The question underneath every other question
What's your orientation to capitalism?
When folks ask me for career advice I've been giving them a new prompt:
Figure out your orientation to capitalism.
It's the question before every other question.
I see a lot of creatives struggle for years trying to navigate Business in America. They jump between managers and products and teams, waiting for something to feel like 'home'—but they've ignored this basic thing: how do you relate to the system itself?
There are, I think, four broad ways to relate to capitalism:
⛪ TRUE BELIEVERS
love the game. They think business, properly executed, is a righteous endeavor. They don't need their work to change the world—they need to win.
🚫 NAY-SAYERS
feel... complicit. Every day at work feels like a small betrayal of their values. They burn out not from overwork, but from misalignment.
🏹 TRANSFORMERS
want to change the system from within. They'll work at big corporations or startups, but only if they believe they're moving the needle toward something better.
🔫 ESCAPISTS
are ... dreaming up new frontiers. They're starting projects and startups that operate outside traditional business structures.

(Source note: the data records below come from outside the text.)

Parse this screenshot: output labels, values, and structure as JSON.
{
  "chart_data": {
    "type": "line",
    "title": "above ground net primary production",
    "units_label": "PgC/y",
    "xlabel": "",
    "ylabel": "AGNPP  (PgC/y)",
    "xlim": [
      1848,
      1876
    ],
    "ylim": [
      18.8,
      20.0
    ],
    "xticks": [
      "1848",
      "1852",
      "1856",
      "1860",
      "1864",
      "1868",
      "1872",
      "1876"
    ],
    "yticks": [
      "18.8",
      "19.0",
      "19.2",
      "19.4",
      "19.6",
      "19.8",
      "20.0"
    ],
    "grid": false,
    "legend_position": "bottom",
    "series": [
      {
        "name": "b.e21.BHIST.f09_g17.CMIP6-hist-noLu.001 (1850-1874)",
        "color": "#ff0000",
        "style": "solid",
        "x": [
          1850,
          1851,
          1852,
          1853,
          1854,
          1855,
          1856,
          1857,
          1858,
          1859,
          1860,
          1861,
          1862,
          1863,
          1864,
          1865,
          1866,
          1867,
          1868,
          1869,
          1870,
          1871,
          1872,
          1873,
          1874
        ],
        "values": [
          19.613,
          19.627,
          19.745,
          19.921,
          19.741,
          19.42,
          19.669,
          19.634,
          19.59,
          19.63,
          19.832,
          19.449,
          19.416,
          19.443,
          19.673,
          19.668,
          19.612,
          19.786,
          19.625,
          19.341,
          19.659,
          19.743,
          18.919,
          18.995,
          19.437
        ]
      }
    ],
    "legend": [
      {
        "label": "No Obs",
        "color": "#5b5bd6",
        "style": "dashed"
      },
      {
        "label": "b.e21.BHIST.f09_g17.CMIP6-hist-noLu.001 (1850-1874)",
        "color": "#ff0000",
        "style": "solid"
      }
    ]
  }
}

They've writing new rules.
None of these is right or wrong. But most people never consciously identify where they fit and shape their career around it.
When you understand your orientation, career decisions become a bit easier. You just want to avoid putting yourself in a context that runs directly against what you value.
The misery comes from misalignment. The Nay-Sayer person trying to optimize their way to happiness. The Transformer stuck in a purely extractive role.
Once you know your orientation, you can find your people. And your people—the ones who share your fundamental relationship to the system—those are the ones who will energize you, challenge you in the right ways, and build the kinds of things you actually want to exist in the world.
Curious what folks think of this model.